Decreto SNA e la formazione in materia di contratti pubblici

decreto snaDecreto SNA e la formazione in materia di contratti pubblici: pur non essendo ancora efficace desta già parecchie preoccupazioni.

Lo scorso 14 febbraio, la Scuola Nazionale dell’Amministrazione (SNA) ha approvato i requisiti per l’accreditamento delle istituzioni pubbliche che svolgono attività formativa in materia di contratti pubblici.

La qualificazione delle stazioni appaltanti

Come noto, il d.lgs. 36/2023 agli artt. 62 e 63 ha delineato un sistema di qualificazione delle stazioni appaltanti e delle centrali di committenza. Nello specifico, l’art. 62 d.lgs. 36/2023 ha previsto che per gli affidamenti di servizi e forniture di importo superiore a 140.000 euro e di lavori di importo superiore a 500.000 euro, le stazioni appaltanti devono essere qualificate in conformità a quanto prescritto dall’art. 63 d.lgs. 36/2023 e dall’All. II.4 del d.lgs. 36/2023.

Le stazioni appaltanti o le centrali di committenza possono essere qualificate per la progettazione, per l’affidamento o per l’esecuzione degli appalti di lavori, servizi e forniture, in relazione al relativo livello.

L’art. 63, al comma 2 ha stabilito che la qualificazione per la progettazione e per l’affidamento è articolata in tre fasce o livelli di importo.

Per poter essere qualificati in una delle tre fasce, la stazione appaltante deve essere in possesso dei requisiti e ottenere un punteggio minimo stabiliti dall’all.II.4 del d.lgs. 36/2023, sulla base dei seguenti criteri:

  1. Organizzazione della funzione di spesa e ai processi;
  2. Consistenza, esperienza e competenza delle risorse umane, ivi incluso il sistema di reclutamento e la adeguata formazione del personale;
  3. Esperienza maturata nell’attività di progettazione, affidamento ed esecuzione di contratti, ivi compreso l’eventuale utilizzo di metodi e strumenti di gestione informativa delle costruzioni.

Ed ecco che entra in gioco la SNA.

Il decreto SNA e il ruolo della formazione nella qualificazione delle stazioni appaltanti

Per dare una certa concretezza alla “adeguata formazione del personale”, il legislatore ha incaricato la SNA di delineare i criteri oggettivi e soggettivi dell’attività formativa valida ai fini della qualificazione delle stazioni appaltanti.

Il decreto adottato dalla SNA, di concerto con ANAC e MIT, è articolato in ben sette sezioni.

Sono stati individuati gli ambiti tematici della formazione, i requisiti oggettivi della formazione, la validità temporale della formazione, nonché i requisiti soggettivi per l’accreditamento, la durata, il rinnovo dell’accreditamento e le modalità di monitoraggio, verifica e revoca dell’accreditamento.

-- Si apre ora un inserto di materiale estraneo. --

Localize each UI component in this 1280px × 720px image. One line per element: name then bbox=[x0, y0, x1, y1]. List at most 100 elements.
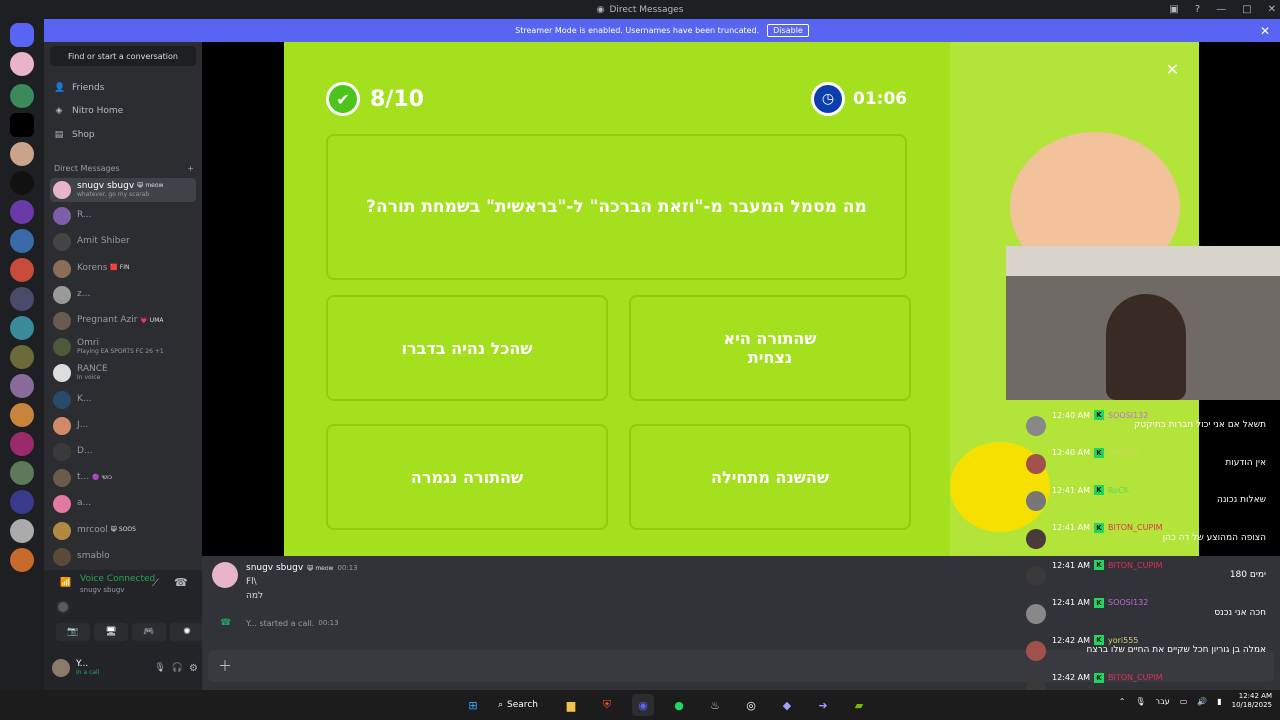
app-icon[interactable]: ◆ bbox=[776, 694, 798, 716]
avatar[interactable] bbox=[53, 521, 71, 540]
avatar[interactable] bbox=[53, 233, 71, 252]
avatar[interactable] bbox=[52, 659, 70, 677]
avatar[interactable] bbox=[53, 181, 71, 199]
help-icon[interactable]: ? bbox=[1195, 4, 1200, 15]
answer-button[interactable]: שהתורה היא נצחית bbox=[629, 295, 911, 401]
inbox-icon[interactable]: ▣ bbox=[1169, 4, 1178, 15]
attach-plus-icon[interactable]: ＋ bbox=[218, 656, 232, 676]
dm-item[interactable]: t... 🟣 כושי bbox=[50, 466, 196, 490]
server-icon[interactable] bbox=[10, 519, 34, 543]
avatar[interactable] bbox=[53, 390, 71, 409]
search-button[interactable]: ⌕ Search bbox=[498, 700, 546, 710]
server-icon[interactable] bbox=[10, 113, 34, 137]
server-icon[interactable] bbox=[10, 258, 34, 282]
nav-nitro-home[interactable]: ◈ Nitro Home bbox=[54, 106, 124, 116]
server-icon[interactable] bbox=[10, 461, 34, 485]
server-icon[interactable] bbox=[10, 229, 34, 253]
server-icon[interactable] bbox=[10, 171, 34, 195]
arrow-app-icon[interactable]: ➜ bbox=[812, 694, 834, 716]
server-icon[interactable] bbox=[10, 287, 34, 311]
dm-item[interactable]: Pregnant Azir 💗 UMA bbox=[50, 309, 196, 333]
disable-streamer-button[interactable]: Disable bbox=[767, 24, 809, 37]
avatar[interactable] bbox=[53, 443, 71, 461]
network-icon[interactable]: ▭ bbox=[1180, 697, 1188, 706]
dm-item[interactable]: Omri Playing EA SPORTS FC 26 +1 bbox=[50, 335, 196, 359]
answer-button[interactable]: שהשנה מתחילה bbox=[629, 424, 911, 530]
camera-button[interactable]: 📷 bbox=[56, 623, 90, 641]
dm-item[interactable]: D... bbox=[50, 440, 196, 464]
settings-gear-icon[interactable]: ⚙ bbox=[189, 663, 198, 674]
server-icon[interactable] bbox=[10, 345, 34, 369]
close-window-button[interactable]: ✕ bbox=[1268, 4, 1276, 15]
participant-avatar[interactable] bbox=[56, 600, 70, 614]
screenshare-button[interactable]: 🖥 bbox=[94, 623, 128, 641]
server-icon[interactable] bbox=[10, 490, 34, 514]
activity-button[interactable]: 🎮 bbox=[132, 623, 166, 641]
server-icon[interactable] bbox=[10, 548, 34, 572]
microphone-icon[interactable]: 🎙 bbox=[1135, 697, 1145, 706]
avatar[interactable] bbox=[53, 364, 71, 383]
server-icon[interactable] bbox=[10, 142, 34, 166]
dm-item[interactable]: a... bbox=[50, 492, 196, 516]
chevron-up-icon[interactable]: ⌃ bbox=[1119, 697, 1126, 706]
file-explorer-icon[interactable]: ▆ bbox=[560, 694, 582, 716]
dm-item[interactable]: mrcool 😸 SOOS bbox=[50, 519, 196, 543]
message-author[interactable]: snugv sbugv bbox=[246, 563, 303, 573]
maximize-button[interactable]: □ bbox=[1242, 4, 1251, 15]
avatar[interactable] bbox=[53, 547, 71, 566]
nav-shop[interactable]: ▤ Shop bbox=[54, 130, 95, 140]
avatar[interactable] bbox=[53, 259, 71, 278]
discord-icon[interactable]: ◉ bbox=[632, 694, 654, 716]
brave-icon[interactable]: ⛨ bbox=[596, 694, 618, 716]
dm-item[interactable]: Amit Shiber bbox=[50, 230, 196, 254]
answer-button[interactable]: שהתורה נגמרה bbox=[326, 424, 608, 530]
avatar[interactable] bbox=[53, 416, 71, 435]
avatar[interactable] bbox=[212, 562, 238, 588]
server-icon[interactable] bbox=[10, 403, 34, 427]
home-button[interactable] bbox=[10, 23, 34, 47]
avatar[interactable] bbox=[53, 469, 71, 488]
volume-icon[interactable]: 🔊 bbox=[1197, 697, 1207, 706]
dm-item[interactable]: K... bbox=[50, 388, 196, 412]
avatar[interactable] bbox=[53, 207, 71, 226]
server-icon[interactable] bbox=[10, 374, 34, 398]
dm-item[interactable]: Korens 🟥 FIN bbox=[50, 257, 196, 281]
dm-item[interactable]: z... bbox=[50, 283, 196, 307]
add-dm-button[interactable]: + bbox=[187, 164, 194, 173]
answer-button[interactable]: שהכל נהיה בדברו bbox=[326, 295, 608, 401]
noise-suppression-icon[interactable]: ⟋ bbox=[152, 578, 159, 589]
avatar[interactable] bbox=[53, 285, 71, 304]
language-indicator[interactable]: עבר bbox=[1156, 697, 1170, 706]
dm-item[interactable]: R... bbox=[50, 204, 196, 228]
close-game-icon[interactable]: ✕ bbox=[1166, 60, 1179, 79]
headphones-icon[interactable]: 🎧 bbox=[172, 663, 183, 673]
soundboard-button[interactable]: ✺ bbox=[170, 623, 204, 641]
system-clock[interactable]: 12:42 AM 10/18/2025 bbox=[1232, 692, 1272, 710]
server-icon[interactable] bbox=[10, 432, 34, 456]
server-icon[interactable] bbox=[10, 52, 34, 76]
avatar[interactable] bbox=[53, 495, 71, 514]
start-button[interactable]: ⊞ bbox=[462, 694, 484, 716]
avatar[interactable] bbox=[53, 312, 71, 330]
spotify-icon[interactable]: ● bbox=[668, 694, 690, 716]
voice-channel-label[interactable]: snugv sbugv bbox=[80, 586, 124, 594]
nvidia-icon[interactable]: ▰ bbox=[848, 694, 870, 716]
nav-friends[interactable]: 👤 Friends bbox=[54, 83, 104, 93]
server-icon[interactable] bbox=[10, 84, 34, 108]
close-banner-icon[interactable]: ✕ bbox=[1260, 24, 1270, 38]
microphone-icon[interactable]: 🎙 bbox=[154, 663, 165, 673]
battery-icon[interactable]: ▮ bbox=[1217, 697, 1221, 706]
minimize-button[interactable]: — bbox=[1216, 4, 1226, 15]
dm-item[interactable]: smablo bbox=[50, 545, 196, 569]
dm-item[interactable]: J... bbox=[50, 414, 196, 438]
disconnect-icon[interactable]: ☎ bbox=[174, 576, 188, 589]
user-panel[interactable]: Y... In a call 🎙 🎧 ⚙ bbox=[52, 656, 198, 680]
steam-icon[interactable]: ♨ bbox=[704, 694, 726, 716]
dm-item[interactable]: snugv sbugv 😸 meow whatever. go my scarab bbox=[50, 178, 196, 202]
find-conversation-button[interactable]: Find or start a conversation bbox=[50, 46, 196, 66]
server-icon[interactable] bbox=[10, 316, 34, 340]
server-icon[interactable] bbox=[10, 200, 34, 224]
avatar[interactable] bbox=[53, 338, 71, 357]
dm-item[interactable]: RANCE In voice bbox=[50, 361, 196, 385]
github-icon[interactable]: ◎ bbox=[740, 694, 762, 716]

Chi può erogare i servizi di formazione alle stazioni appaltanti?

A destare maggiore scalpore è l’elenco dei soggetti accreditabili.

Il decreto SNA, infatti, sulla base anche di quanto prescritto dall’art. 63, comma 10, d.lgs. 36/2023, riserva l’attività di formazione del personale delle stazioni appaltanti, alle sole istituzioni pubbliche o private senza finalità di lucro.

Così facendo, solo le istituzioni pubbliche o private senza finalità di lucro sembrerebbero poter accedere al sistema di accreditamento, mentre tutti coloro che perseguono uno scopo di lucro ne risulterebbero escluse.

Il decreto, tuttavia, non incide in alcun modo sulla formazione, sui convegni e sugli incontri relativi agli appalti pubblici che non sono strettamente collegati alla qualificazione delle stazioni appaltanti.

E’ evidente, tuttavia, che l’assenza di scopo di lucro preclude l’accreditamento a tutti quei soggetti (società di formazione, accademie di formazione, etc.) che offrono un elevato livello di preparazione nella materia degli appalti pubblici, grazie all’attività di personale dotato di un’alta specializzazione ed esperienza nel settore.

Siffatto requisito, oltre che irragionevole, risulta anche contrario ai principi costituzionali oltre che con i principi sanciti dall’Unione europea nel Trattato sul funzionamento dell’UE e nella direttiva Bolkestein.

Se tali criticità dovessero essere confermate all’interno del Regolamento previsto dall’art. 7 del decreto, saremmo difronte ad un’illegittimità che potrà essere portata all’attenzione dei giudici amministrativi.

Non resta quindi che attendere l’adozione del regolamento per mettere in campo la migliore strategia per contrastare l’evidente illegittimità di siffatta preclusione.